Broadband study releases report
By JOYANNA LOVE/ Managing Editor
Sain Associates is making the rounds to local governments presenting its executive summary from the broadband feasibility study for Chilton County.
The study was paid for through a partnership of the Chilton County Industrial Development Authority, Chilton County Commission and local municipalities to determine what parts of the county do not have access to broadband (high-speed internet) and possible projects to improve the situation.
Dan Mellott of Sain Associates presented the executive study at a recent meeting of the Maplesville Town Council and was set to present it to the Thorsby Town Council at its next meeting.
Information was compiled from a Community Broadband Survey and GIS data from the Board of Education and the county revenue commissioner’s office.

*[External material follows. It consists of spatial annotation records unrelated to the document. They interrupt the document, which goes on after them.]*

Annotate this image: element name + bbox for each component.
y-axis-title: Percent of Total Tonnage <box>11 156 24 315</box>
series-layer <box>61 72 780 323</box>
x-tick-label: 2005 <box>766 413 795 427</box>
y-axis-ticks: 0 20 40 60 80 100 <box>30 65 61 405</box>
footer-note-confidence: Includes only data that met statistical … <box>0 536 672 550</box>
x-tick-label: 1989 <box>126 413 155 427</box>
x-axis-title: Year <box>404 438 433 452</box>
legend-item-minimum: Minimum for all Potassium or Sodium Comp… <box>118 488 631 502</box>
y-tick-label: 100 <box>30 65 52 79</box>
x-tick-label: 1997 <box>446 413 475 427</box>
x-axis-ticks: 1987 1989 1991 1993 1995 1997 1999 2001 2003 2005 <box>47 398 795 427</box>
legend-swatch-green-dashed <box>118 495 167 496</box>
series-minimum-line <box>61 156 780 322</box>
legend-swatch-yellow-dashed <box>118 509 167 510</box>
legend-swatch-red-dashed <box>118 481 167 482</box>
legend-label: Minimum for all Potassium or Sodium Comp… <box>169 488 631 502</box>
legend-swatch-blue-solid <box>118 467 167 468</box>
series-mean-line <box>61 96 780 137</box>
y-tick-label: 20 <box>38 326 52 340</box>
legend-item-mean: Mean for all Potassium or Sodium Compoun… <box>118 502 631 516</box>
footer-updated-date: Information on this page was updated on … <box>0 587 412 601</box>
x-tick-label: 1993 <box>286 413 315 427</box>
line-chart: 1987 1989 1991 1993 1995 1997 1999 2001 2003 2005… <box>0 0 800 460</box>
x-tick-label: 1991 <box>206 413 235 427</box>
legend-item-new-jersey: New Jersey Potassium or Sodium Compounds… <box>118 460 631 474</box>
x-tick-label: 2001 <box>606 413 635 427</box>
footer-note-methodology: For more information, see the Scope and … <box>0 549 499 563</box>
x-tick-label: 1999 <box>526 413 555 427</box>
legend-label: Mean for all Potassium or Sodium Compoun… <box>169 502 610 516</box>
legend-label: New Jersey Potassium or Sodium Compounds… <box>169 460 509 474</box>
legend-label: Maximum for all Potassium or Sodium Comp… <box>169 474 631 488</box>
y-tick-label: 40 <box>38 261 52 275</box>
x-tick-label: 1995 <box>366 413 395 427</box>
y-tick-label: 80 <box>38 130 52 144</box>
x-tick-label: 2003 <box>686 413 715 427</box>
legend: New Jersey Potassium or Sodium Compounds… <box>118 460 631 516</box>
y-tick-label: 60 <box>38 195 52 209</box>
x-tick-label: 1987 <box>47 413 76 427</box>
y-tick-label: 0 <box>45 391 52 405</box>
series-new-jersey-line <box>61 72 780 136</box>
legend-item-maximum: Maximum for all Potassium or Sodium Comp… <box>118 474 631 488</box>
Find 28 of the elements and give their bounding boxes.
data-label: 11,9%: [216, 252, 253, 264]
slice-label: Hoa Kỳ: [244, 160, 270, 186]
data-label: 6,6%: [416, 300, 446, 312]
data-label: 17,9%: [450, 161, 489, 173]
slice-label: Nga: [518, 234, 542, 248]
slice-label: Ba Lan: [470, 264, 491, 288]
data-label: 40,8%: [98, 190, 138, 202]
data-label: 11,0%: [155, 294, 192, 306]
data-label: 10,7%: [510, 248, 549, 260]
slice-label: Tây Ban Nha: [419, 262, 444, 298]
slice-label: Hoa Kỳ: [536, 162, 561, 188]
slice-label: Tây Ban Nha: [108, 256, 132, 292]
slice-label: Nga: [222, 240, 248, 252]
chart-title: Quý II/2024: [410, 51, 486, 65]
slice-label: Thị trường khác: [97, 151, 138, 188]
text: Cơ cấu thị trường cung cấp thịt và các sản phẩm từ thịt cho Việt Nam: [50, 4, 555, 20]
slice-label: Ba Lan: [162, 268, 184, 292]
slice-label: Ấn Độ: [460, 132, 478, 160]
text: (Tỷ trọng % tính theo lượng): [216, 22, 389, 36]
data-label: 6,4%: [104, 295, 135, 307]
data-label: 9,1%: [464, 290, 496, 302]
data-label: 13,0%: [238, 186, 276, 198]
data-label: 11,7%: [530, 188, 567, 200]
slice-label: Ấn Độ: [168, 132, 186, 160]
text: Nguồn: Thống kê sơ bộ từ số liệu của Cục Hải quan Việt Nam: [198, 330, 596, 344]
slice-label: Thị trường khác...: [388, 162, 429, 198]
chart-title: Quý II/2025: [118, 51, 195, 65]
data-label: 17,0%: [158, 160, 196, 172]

Many of the proposed projects would use fiber optic cables to bring high-speed internet directly to a customers’ home. However, the study also includes a fixed wireless broadband option near the Coosa River. This option is often used in remote areas and functions like a Wi-Fi hotspot but from a local tower, according to Mellott.
With Central Access bringing its fiber ring (phase one) online, there has been a 16.7% decrease in unserved areas in the county.
However, Sain statistics shows that 44.6% of the land area of the county still does not have a broadband internet service provider.
Central Access has already announced plans and received grants to expand broadband service in Chilton County. Sain Associates took this into consideration when it was analyzing potential customers in unserved and underserved areas.
The executive summary lists 18 potential Fiber projects detailing cost and who would be served by each. Each of the projects was given a score based on “potential new costumers, students in service area, unserved area mitigated, underserved area mitigated, population density, construction cost estimate, tie-on cost estimate and cost per potential customer” in order to limit the projects to 10. Each category was scored one to 18 to give “straight across the board objective” comparison of the projects, Mellott said.
The final list was the projects determined to have the best benefit for the cost.
“It may not have been the cheapest project but the most beneficial project for the money,” Mellott said.
Projects listed Central Access Fiber Backbone, Unitit Fiber Backbone or Windstream Fiber Backbone as a possible fiber source, all of which exist already in Chilton County. However, these companies develop their own plans on what projects to pursue, so being on the feasibility study list is not a guarantee of a project getting done.
Completing all 10 projects was estimated to cost $3.5 million.
A five-year implementation plan for these 10 projects was then developed. This list included projects for parts of Jemison, Maplesville, Thorsby, Union Grove, west Clanton and Lay Dam Road.
The farther away a new site is from existing broadband infrastructure, the more expense it is to reach.
“A lot of providers won’t expand because it is not cost efficient for them,” Mellott said.
The potential for incentives from local governments to complete certain projects and the possibility of local governments funding or securing grants to fund a portion or all of particular broadband projects was explored as part of the study. Mellott presented some potential funding scenarios during his presentation.
Sain Associates had previously completed a similar study for Elmore County. Mellott said community leaders are now working on gathering partners.
The executive summary for the Chilton County study will be available at chiltoncounty.org by the end of May.